# Tapering Foam Roadbed Thickness



## Stejones82 (Dec 22, 2020)

Greetings all, 

For you WS foam roadbed users: 

My recently completed turntable sits lower than the standard thickness of the foam roadbed so that the Code 70 (HO) tracks will be higher than the bridge track of the TT. 

How best to taper that thickness? Or better to cut slightly into the foam base? 

Any advice most appreciated, thanks! 

Steve


----------



## DonR (Oct 18, 2012)

Tapering foam roadbed would be about as easy as 
convincing a die hard DC'er to go DCC.
I would suggest using wood shims sanded to your
measurements. Once covered by ballast, who could
know the difference.

Don


----------



## mesenteria (Oct 29, 2015)

Stejones82 said:


> Greetings all,
> 
> For you WS foam roadbed users:
> 
> ...


It would not be the case that a graded lead led to the bridge of a turntable. If anything, the bridge would be accessible only via a slight ramp that climbs, maybe at a 0.5% grade. This is to prevent rolling stock from accidentally rolling into the pit when the bridge is not aligned to the lead.

I would suggest shimming under the lip of the turntable. I have done this on all of my installations. You can make a shallow graded berm of soil from a couple of inches away toward the lip of the pit, but the pit and bridge will be at grade to the lead.


----------



## CTValleyRR (Jul 26, 2014)

What Mesenteria said. Shim up the turntable to track height, or even a tad higher.


----------



## Lemonhawk (Sep 24, 2013)

I have to agree with mesenteria, it would be easier to raise the turntable than lower all the tracks coming into the turntable, and it will look better


----------



## Stejones82 (Dec 22, 2020)

And that is the beauty of this forum. So obvious but I didn't see it! Thanks, gentlemen! 

So my first thought is to use some of the sheet foam roadbed to cut curved pieces to shim up the TT. It will be a tad tricky on the sector where I have already glued down the service tracks to the Roundhouse, but I'll give it a try.


----------



## mesenteria (Oct 29, 2015)

Stejones82 said:


> And that is the beauty of this forum. So obvious but I didn't see it!

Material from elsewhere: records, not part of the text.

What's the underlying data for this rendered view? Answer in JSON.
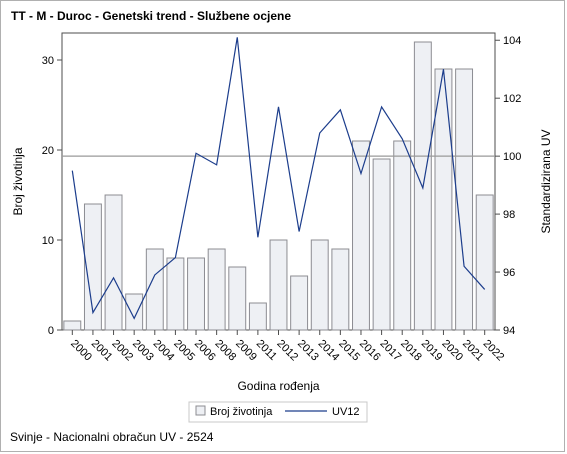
{
  "title": "TT - M - Duroc - Genetski trend - Službene ocjene",
  "footnote": "Svinje - Nacionalni obračun UV - 2524",
  "colors": {
    "bar_fill": "#eef0f4",
    "bar_stroke": "#8c8c92",
    "line": "#1c3d8c",
    "reference_line": "#9a9a9a",
    "axis": "#4d4d4d"
  },
  "chart_data": {
    "type": "bar",
    "categories": [
      "2000",
      "2001",
      "2002",
      "2003",
      "2004",
      "2005",
      "2006",
      "2008",
      "2009",
      "2011",
      "2012",
      "2013",
      "2014",
      "2015",
      "2016",
      "2017",
      "2018",
      "2019",
      "2020",
      "2021",
      "2022"
    ],
    "series": [
      {
        "name": "Broj životinja",
        "type": "bar",
        "axis": "left",
        "values": [
          1,
          14,
          15,
          4,
          9,
          8,
          8,
          9,
          7,
          3,
          10,
          6,
          10,
          9,
          21,
          19,
          21,
          32,
          29,
          29,
          15
        ]
      },
      {
        "name": "UV12",
        "type": "line",
        "axis": "right",
        "values": [
          99.5,
          94.6,
          95.8,
          94.4,
          95.9,
          96.5,
          100.1,
          99.7,
          104.1,
          97.2,
          101.7,
          97.4,
          100.8,
          101.6,
          99.4,
          101.7,
          100.6,
          98.9,
          103.0,
          96.2,
          95.4
        ]
      }
    ],
    "xlabel": "Godina rođenja",
    "ylabel": "Broj životinja",
    "y2label": "Standardizirana UV",
    "ylim": [
      0,
      33
    ],
    "yticks": [
      0,
      10,
      20,
      30
    ],
    "y2lim": [
      94,
      104.25
    ],
    "y2ticks": [
      94,
      96,
      98,
      100,
      102,
      104
    ],
    "reference_line_y2": 100,
    "legend": {
      "position": "bottom-center",
      "entries": [
        "Broj životinja",
        "UV12"
      ]
    },
    "grid": false
  }
}
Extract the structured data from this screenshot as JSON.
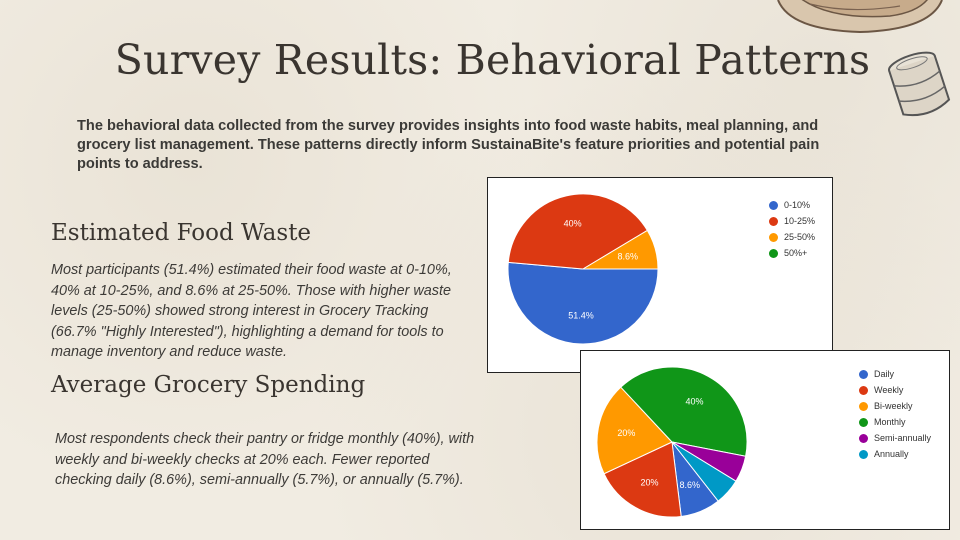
{
  "title": "Survey Results: Behavioral Patterns",
  "intro": "The behavioral data collected from the survey provides insights into food waste habits, meal planning, and grocery list management. These patterns directly inform SustainaBite's feature priorities and potential pain points to address.",
  "sections": [
    {
      "heading": "Estimated Food Waste",
      "body": "Most participants (51.4%) estimated their food waste at 0-10%, 40% at 10-25%, and 8.6% at 25-50%. Those with higher waste levels (25-50%) showed strong interest in Grocery Tracking (66.7% \"Highly Interested\"), highlighting a demand for tools to manage inventory and reduce waste."
    },
    {
      "heading": "Average Grocery Spending",
      "body": "Most respondents check their pantry or fridge monthly (40%), with weekly and bi-weekly checks at 20% each. Fewer reported checking daily (8.6%), semi-annually (5.7%), or annually (5.7%)."
    }
  ],
  "chart_data": [
    {
      "type": "pie",
      "title": "",
      "categories": [
        "0-10%",
        "10-25%",
        "25-50%",
        "50%+"
      ],
      "values": [
        51.4,
        40,
        8.6,
        0
      ],
      "labels": [
        "51.4%",
        "40%",
        "8.6%",
        ""
      ],
      "colors": [
        "#3366cc",
        "#dc3912",
        "#ff9900",
        "#109618"
      ],
      "legend": "right"
    },
    {
      "type": "pie",
      "title": "",
      "categories": [
        "Daily",
        "Weekly",
        "Bi-weekly",
        "Monthly",
        "Semi-annually",
        "Annually"
      ],
      "values": [
        8.6,
        20,
        20,
        40,
        5.7,
        5.7
      ],
      "labels": [
        "8.6%",
        "20%",
        "20%",
        "40%",
        "",
        ""
      ],
      "colors": [
        "#3366cc",
        "#dc3912",
        "#ff9900",
        "#109618",
        "#990099",
        "#0099c6"
      ],
      "legend": "right"
    }
  ]
}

Thanks, gentlemen!
> 
> So my first thought is to use some of the sheet foam roadbed to cut curved pieces to shim up the TT. It will be a tad tricky on the sector where I have already glued down the service tracks to the Roundhouse, but I'll give it a try.


That is precisely what I did two layouts ago, and it worked very well. They will elevate to grade, but...they will also seal the volume under the lip of the pit and allow you to backfill and taper a gentle grade or berm of 'soil' back from the pit lip without having to fill that by jamming 'soil' under there, and also having a lot of it spill through the gap and onto the floor under the TT.


----------